Gil Ofer

Personal information
- Native name: גיל עופר‎
- Born: 15 July 1976 (age 49)
- Occupation: Judo coach

Sport
- Country: Israel
- Sport: Judo
- Weight class: ‍–‍71 kg, ‍–‍73 kg
- Rank: 5th dan black belt

Achievements and titles
- Olympic Games: 13th (2000)
- World Champ.: 13th (1999)
- European Champ.: 9th (1996)

Medal record
Men's judo
Representing Israel
Maccabiah Games
| Gold medal – first place | 1997 Tel Aviv | ‍–‍78 kg |

Profile at external databases
- IJF: 9262
- JudoInside.com: 7610

= Gil Ofer =

Israeli judo coach and former judoka

Gil Ofer (also spelled Gil Offer, גיל עופר; born 15 July 1976) is an Israeli former Olympic judoka and coach.

==Personal life==
He is a cousin of American Olympian fencer Tamir Bloom.

==Judo career==
Ofer won the gold medal in judo in the under-73 kilograms weight class at the 1997 Maccabiah Games in Tel Aviv, and won the 1998 British Open in Birmingham, England.
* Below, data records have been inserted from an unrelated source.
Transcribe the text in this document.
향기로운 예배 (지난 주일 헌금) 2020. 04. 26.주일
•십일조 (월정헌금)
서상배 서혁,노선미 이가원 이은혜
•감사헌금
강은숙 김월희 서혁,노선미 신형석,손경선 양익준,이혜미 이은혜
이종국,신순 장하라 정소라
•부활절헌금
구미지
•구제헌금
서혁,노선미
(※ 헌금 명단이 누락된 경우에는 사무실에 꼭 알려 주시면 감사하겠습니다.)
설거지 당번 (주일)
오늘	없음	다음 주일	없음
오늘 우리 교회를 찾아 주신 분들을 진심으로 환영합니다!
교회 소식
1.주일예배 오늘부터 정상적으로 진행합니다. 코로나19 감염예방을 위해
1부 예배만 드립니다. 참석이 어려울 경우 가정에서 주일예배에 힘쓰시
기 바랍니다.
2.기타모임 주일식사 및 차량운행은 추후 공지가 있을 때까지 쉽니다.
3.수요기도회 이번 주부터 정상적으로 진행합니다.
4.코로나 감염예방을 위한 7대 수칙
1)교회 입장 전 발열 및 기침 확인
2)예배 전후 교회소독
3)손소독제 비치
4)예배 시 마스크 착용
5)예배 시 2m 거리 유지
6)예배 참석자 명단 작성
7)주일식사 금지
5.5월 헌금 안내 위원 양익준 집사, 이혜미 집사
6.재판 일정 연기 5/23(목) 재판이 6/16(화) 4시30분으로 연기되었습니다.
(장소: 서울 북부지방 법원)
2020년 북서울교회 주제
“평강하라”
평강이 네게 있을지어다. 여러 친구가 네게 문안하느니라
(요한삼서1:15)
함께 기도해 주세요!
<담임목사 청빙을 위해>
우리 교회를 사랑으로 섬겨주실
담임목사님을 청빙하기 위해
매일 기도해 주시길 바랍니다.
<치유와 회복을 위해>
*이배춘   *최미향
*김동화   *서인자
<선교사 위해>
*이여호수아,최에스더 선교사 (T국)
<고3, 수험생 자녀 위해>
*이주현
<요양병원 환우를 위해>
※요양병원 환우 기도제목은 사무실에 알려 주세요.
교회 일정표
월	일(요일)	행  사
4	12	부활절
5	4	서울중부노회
In 2000, Ofer was ranked third on the European Circuit in his judo class (73 kilograms). Ofer won the Judo World Cups in Sofia in May 2000 and in Minsk in June 2000.

Ofer competed for Israel at the 2000 Summer Olympics in Sydney, Australia in men's under 73 kg. He came in tied for 13th place.

In 2002 Ofer won the Israeli Championship at U90, and in 2005 he won the Israeli Championship at U81.